Why the police withhold evidence from the public.

It can be frustrating when the police withhold details about a crime, especially one that has remained unsolved for a significant length of time.

We are curious creatures. We want to know who did it, why they did it, and how it all unfolded.

Unfortunately, there are a number of reasons why releasing evidence to the public can irreversibly damage an ongoing investigation.

Withholding evidence can protect the investigation against false confessions.

The most obvious reason to withhold evidence is to protect the investigation against false confessions.

In the past, people have confessed to crimes that they didn’t commit. Some were mentally ill, while others simply “snapped” due to the pressure of being interrogated.

There have also been examples of people incriminating themselves to protect loved ones.

By withholding key details, the police can figure out if someone is being honest or not. If the person’s account of the crime doesn’t line up with evidence that has been withheld from the public, then the investigators will quickly realize that they are lying.

Fake witnesses exist.

Unfortunately, there are a small minority of people out there who like to insert themselves into big cases—especially ones that receive a lot of media coverage.

These attention-seekers will lie and claim that they witnessed something that never happened.

They might say that they interacted with the victim or that the main suspect in the case attempted to harm them.

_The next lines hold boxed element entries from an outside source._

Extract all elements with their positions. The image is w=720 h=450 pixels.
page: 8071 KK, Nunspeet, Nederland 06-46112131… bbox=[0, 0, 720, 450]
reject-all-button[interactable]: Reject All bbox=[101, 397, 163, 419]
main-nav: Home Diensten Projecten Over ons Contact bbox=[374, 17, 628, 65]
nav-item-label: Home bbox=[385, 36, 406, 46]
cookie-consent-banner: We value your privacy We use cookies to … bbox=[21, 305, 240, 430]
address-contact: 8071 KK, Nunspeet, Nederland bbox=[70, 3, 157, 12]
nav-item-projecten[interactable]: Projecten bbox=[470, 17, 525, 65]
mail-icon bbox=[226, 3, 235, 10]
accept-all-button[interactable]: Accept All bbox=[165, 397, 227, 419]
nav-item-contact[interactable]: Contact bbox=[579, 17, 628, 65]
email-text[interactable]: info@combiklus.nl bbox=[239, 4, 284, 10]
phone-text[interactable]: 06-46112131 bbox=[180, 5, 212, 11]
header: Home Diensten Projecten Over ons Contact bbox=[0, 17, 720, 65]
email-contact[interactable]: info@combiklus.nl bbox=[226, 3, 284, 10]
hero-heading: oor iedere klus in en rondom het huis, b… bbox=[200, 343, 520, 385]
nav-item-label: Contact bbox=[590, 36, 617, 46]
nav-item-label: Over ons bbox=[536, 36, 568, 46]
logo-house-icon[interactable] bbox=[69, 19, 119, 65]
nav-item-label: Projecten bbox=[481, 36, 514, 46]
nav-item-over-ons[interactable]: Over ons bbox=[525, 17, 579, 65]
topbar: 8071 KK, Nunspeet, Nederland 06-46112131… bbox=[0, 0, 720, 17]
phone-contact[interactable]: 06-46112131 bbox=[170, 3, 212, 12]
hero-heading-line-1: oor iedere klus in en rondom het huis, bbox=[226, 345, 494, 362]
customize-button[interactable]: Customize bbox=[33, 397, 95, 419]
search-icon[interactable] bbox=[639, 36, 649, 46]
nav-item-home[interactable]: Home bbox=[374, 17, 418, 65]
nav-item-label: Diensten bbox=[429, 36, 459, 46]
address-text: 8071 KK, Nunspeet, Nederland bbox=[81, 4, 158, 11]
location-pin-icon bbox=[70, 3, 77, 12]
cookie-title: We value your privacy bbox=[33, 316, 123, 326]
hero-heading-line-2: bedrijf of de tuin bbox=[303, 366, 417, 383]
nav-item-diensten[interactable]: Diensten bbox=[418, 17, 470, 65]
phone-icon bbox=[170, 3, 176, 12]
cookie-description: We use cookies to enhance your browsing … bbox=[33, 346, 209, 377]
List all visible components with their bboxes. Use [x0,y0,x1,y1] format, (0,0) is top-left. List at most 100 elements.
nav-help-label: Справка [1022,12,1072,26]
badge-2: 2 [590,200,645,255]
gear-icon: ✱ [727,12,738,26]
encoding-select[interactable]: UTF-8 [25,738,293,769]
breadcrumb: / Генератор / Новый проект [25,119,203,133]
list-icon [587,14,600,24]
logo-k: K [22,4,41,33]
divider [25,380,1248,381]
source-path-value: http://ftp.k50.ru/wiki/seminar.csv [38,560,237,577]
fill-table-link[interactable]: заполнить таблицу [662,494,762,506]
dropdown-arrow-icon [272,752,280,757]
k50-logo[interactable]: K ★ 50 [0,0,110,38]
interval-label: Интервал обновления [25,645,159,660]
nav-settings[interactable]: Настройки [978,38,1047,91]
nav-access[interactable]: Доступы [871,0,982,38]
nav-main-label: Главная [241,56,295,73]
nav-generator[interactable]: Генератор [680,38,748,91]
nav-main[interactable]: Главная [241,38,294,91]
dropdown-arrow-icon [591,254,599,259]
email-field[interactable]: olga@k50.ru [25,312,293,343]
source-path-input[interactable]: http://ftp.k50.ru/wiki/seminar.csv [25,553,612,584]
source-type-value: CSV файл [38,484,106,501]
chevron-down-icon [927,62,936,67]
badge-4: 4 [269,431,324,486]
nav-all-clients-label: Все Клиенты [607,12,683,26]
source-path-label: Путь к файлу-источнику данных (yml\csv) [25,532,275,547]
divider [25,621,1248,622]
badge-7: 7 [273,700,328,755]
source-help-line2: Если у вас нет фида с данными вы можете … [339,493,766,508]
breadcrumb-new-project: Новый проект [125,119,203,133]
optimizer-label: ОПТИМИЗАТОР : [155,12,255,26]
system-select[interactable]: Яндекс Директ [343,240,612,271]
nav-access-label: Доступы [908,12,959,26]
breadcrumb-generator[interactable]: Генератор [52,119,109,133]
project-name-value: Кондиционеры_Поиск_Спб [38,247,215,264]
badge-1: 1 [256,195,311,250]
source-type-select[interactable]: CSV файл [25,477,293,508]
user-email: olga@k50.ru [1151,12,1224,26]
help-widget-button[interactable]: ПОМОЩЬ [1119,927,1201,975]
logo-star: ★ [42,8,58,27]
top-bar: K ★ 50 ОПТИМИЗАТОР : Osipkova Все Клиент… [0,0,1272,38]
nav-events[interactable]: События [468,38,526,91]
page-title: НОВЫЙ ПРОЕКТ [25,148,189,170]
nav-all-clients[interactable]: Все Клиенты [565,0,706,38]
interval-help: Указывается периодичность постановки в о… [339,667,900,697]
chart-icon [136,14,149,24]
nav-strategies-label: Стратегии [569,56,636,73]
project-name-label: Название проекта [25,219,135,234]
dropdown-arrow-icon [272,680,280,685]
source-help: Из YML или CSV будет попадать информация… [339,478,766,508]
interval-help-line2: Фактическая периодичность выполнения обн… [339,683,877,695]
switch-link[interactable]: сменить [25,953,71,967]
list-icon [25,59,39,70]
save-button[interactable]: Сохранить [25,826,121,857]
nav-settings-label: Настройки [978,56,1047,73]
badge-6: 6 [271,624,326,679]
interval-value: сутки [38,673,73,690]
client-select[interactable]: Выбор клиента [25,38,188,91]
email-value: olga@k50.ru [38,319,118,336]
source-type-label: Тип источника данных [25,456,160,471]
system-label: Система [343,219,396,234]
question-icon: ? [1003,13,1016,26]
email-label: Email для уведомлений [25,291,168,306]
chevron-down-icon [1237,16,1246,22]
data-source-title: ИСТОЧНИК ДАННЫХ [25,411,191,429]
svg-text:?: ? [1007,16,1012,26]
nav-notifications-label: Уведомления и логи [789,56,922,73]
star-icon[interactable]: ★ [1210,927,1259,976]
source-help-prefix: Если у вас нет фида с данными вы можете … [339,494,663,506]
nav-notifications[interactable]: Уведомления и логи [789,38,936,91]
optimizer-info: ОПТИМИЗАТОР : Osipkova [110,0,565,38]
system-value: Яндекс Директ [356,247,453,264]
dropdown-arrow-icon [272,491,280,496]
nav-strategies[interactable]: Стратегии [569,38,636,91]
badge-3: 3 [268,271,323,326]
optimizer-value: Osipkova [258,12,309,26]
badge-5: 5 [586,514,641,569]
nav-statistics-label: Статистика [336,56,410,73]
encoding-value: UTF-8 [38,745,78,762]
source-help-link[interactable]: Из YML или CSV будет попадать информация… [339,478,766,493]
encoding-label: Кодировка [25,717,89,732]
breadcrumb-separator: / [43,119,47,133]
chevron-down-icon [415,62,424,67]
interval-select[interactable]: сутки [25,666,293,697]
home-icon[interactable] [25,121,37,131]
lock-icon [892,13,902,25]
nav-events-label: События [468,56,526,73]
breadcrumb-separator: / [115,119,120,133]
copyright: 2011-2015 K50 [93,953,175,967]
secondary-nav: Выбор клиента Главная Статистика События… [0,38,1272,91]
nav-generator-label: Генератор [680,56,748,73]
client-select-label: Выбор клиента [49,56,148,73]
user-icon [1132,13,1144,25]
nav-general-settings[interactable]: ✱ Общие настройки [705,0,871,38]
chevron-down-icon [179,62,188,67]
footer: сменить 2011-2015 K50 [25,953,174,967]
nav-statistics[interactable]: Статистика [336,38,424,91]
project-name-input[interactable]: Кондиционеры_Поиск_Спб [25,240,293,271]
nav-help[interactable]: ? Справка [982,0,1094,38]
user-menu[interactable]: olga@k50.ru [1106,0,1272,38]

For example, over the years, dozens of women have claimed that they narrowly survived an encounter with serial killer Ted Bundy. However, many of these claims weren’t made until after he was convicted and the details of his crimes came to light.

Sadly, some people will lie to feel important, regardless of what damage their dishonesty might cause.

When these types of people come forward to “help”, investigators can sometimes weed them out by comparing their claims against the evidence.

People are often unreliable witnesses.

Honest witnesses can also be unreliable, as people will often recall conflicting details about the exact same event.

Simply put, our memories aren’t as accurate as we like to think they are.

Despite this, certain people have an unshakeable and stubborn belief in their own recollection of events. They can also become highly defensive if you even raise the possibility that they might have been mistaken.

For example, you or I might say, “I think that I saw Joe Bloggs’ car”, whereas they will confidently state, “I swear, I definitely saw Joe Bloggs’ car!”

Again, withholding evidence can be a powerful tool to deal with these kinds of witnesses.

If they are “certain” that they saw the victim somewhere, but phone records and surveillance footage contradict their sighting, then the police will write their statement down, thank them for coming forward, and never contact them again.

Of course, these are the same people who often appear in the media at a later date, claiming that the police gave them the cold shoulder. And of course, the media will give them a platform simply because they don’t have access to the evidence that proves they were mistaken.

Releasing evidence can influence the offender’s behavior.

Releasing too much evidence can influence the offender’s behavior and jeopardize an ongoing case.

For example, a key piece of evidence might provide a hint about his identity or how he committed the crime.

In this case, it is better to keep your cards close to your chest.

If he learns that investigators are honing in on a certain area or aspect of his crime, then there is a good possibility that he will destroy key evidence that he previously thought was safe.

If the way in which he operates provides a vital clue about his background, then he may purposely modify his behavior to mislead the police.

People often forget that the offender will usually pay close attention to media coverage of their crimes. When the police release a piece of evidence to the public, they are also releasing it to him.